Setembro de 2026 tem uma janela de 30 dias em que empresas do Simples Nacional decidem como vão recolher os novos tributos a partir de 2027. Quem não decide fica com o modelo padrão — que pode ser o melhor ou o pior cenário, dependendo de quem são os seus clientes.

Publicado em · 7 min de leitura · por EuteConto Contabilidade

A reforma tributária do consumo não acaba com o Simples Nacional. Mas ela introduz, para quem está no regime, uma escolha nova que não existia antes — e essa escolha tem data marcada.

O que muda, em uma frase

PIS, Cofins, IPI, ICMS e ISS estão sendo substituídos por dois tributos: a CBS (federal) e o IBS (estadual e municipal). Para a empresa do Simples, os dois passam a poder ser recolhidos de duas formas diferentes — e é aí que entra a decisão.

Os dois caminhos

Caminho 1 — Simples tradicional. Tudo continua dentro do DAS, guia única, alíquota do anexo. É o que acontece se você não fizer nada. Simples de operar e, na maioria dos casos, com carga menor.

Caminho 2 — modelo híbrido. A empresa continua no Simples para os demais tributos, mas passa a apurar CBS e IBS "por fora", pela sistemática comum: alíquota cheia, com direito a crédito sobre o que ela compra — e, principalmente, gerando crédito cheio para o cliente.

Por que isso importa tanto (e por que depende do seu cliente)

Aqui está o ponto que a maioria dos textos não explica direito. No modelo tradicional, o cliente PJ que compra de uma empresa do Simples recebe um crédito limitado. Com a reforma, acaba o crédito presumido que existia antes, e o comprador passa a se creditar apenas do que foi efetivamente recolhido.

Traduzindo: se você vende para outras empresas que apuram no regime regular, o seu cliente pode passar a preferir um fornecedor que gere crédito cheio. O modelo híbrido resolve isso — ao custo de uma carga tributária maior para você.

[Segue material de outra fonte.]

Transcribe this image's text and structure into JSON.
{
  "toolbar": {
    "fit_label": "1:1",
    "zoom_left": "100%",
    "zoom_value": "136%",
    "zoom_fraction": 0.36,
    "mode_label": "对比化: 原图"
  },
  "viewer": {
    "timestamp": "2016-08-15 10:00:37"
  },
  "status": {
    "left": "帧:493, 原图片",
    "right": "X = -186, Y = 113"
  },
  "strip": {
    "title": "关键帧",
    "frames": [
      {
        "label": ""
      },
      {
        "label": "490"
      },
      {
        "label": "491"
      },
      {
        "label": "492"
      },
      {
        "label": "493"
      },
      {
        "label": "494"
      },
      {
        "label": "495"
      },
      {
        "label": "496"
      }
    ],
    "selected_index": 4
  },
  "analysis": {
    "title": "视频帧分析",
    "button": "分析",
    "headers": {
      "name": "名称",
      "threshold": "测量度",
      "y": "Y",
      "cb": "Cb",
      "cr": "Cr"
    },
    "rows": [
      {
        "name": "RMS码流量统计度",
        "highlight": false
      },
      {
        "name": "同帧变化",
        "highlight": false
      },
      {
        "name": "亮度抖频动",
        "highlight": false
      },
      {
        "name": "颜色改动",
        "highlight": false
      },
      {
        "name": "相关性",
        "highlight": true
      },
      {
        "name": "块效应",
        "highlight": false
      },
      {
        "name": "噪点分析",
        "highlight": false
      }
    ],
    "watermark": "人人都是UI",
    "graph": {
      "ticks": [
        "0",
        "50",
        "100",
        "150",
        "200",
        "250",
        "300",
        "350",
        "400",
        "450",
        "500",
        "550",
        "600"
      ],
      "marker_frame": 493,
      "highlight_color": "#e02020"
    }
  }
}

Agora, se você vende para consumidor final (pessoa física) ou exporta, o crédito não faz diferença nenhuma para o seu comprador. Nesse caso, o híbrido só aumenta o seu custo sem nenhuma contrapartida comercial.

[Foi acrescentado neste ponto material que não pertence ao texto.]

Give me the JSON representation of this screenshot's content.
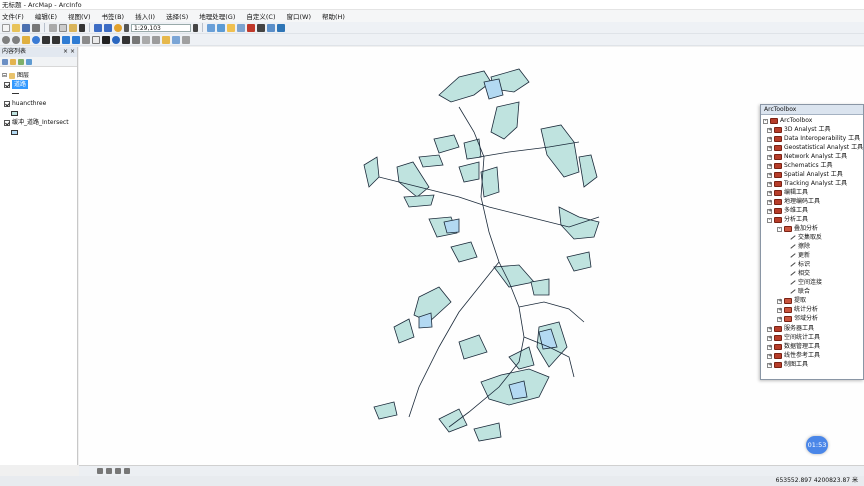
{
  "window": {
    "title": "无标题 - ArcMap - ArcInfo"
  },
  "menu": [
    "文件(F)",
    "编辑(E)",
    "视图(V)",
    "书签(B)",
    "插入(I)",
    "选择(S)",
    "地理处理(G)",
    "自定义(C)",
    "窗口(W)",
    "帮助(H)"
  ],
  "toolbar": {
    "scale": "1:29,103"
  },
  "toc": {
    "title": "内容列表",
    "layers_group": "图层",
    "layers": [
      {
        "name": "道路",
        "selected": true
      },
      {
        "name": "huancthree",
        "selected": false
      },
      {
        "name": "缓冲_道路_Intersect",
        "selected": false
      }
    ]
  },
  "arctoolbox": {
    "title": "ArcToolbox",
    "root": "ArcToolbox",
    "toolboxes": [
      "3D Analyst 工具",
      "Data Interoperability 工具",
      "Geostatistical Analyst 工具",
      "Network Analyst 工具",
      "Schematics 工具",
      "Spatial Analyst 工具",
      "Tracking Analyst 工具",
      "编辑工具",
      "地理编码工具",
      "多维工具",
      "分析工具"
    ],
    "overlay_toolset": "叠加分析",
    "overlay_tools": [
      "交集取反",
      "擦除",
      "更新",
      "标识",
      "相交",
      "空间连接",
      "联合"
    ],
    "other_toolsets": [
      "提取",
      "统计分析",
      "邻域分析"
    ],
    "toolboxes_after": [
      "服务器工具",
      "空间统计工具",
      "数据管理工具",
      "线性参考工具",
      "制图工具"
    ]
  },
  "status": {
    "coordinates": "653552.897  4200823.87 米"
  },
  "timer": "01:53",
  "colors": {
    "polygon_fill": "#bfe3df",
    "water_fill": "#b3d9f2",
    "line": "#1b2a3a"
  }
}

Um roteiro rápido de decisão

  • Vende para pessoa física, varejo, e-commerce B2C: o tradicional tende a continuar melhor. O crédito não interessa a quem compra de você.
  • Exporta serviço ou produto: mesma lógica — exportação não se beneficia do crédito.
  • Vende para empresas médias e grandes no Lucro Real: aqui vale fazer a conta. Se o seu cliente perder crédito comprando de você, ele pode pressionar preço ou trocar de fornecedor. O híbrido pode ser o que preserva o contrato.
  • Tem muito insumo tributado na entrada: o crédito sobre as compras reduz o impacto do híbrido, e a conta melhora.

As datas que importam

  • 1º a 30 de setembro de 2026: janela para empresas já optantes do Simples escolherem recolher CBS e IBS pelo regime regular, com efeito a partir de janeiro de 2027. É também o prazo para empresas de fora pedirem entrada no Simples com efeito em 2027.
  • Até 30 de novembro de 2026: prazo para cancelar a opção feita em setembro, caso você mude de ideia.
  • 1º a 31 de março de 2027: segunda janela, agora valendo para o segundo semestre de 2027.
  • 2027: a CBS substitui integralmente PIS e Cofins; o IPI é zerado na maior parte dos casos.
  • 2029 a 2032: redução gradual de ICMS e ISS, com o IBS crescendo na mesma proporção.
  • 2033: sistema novo em vigor por completo.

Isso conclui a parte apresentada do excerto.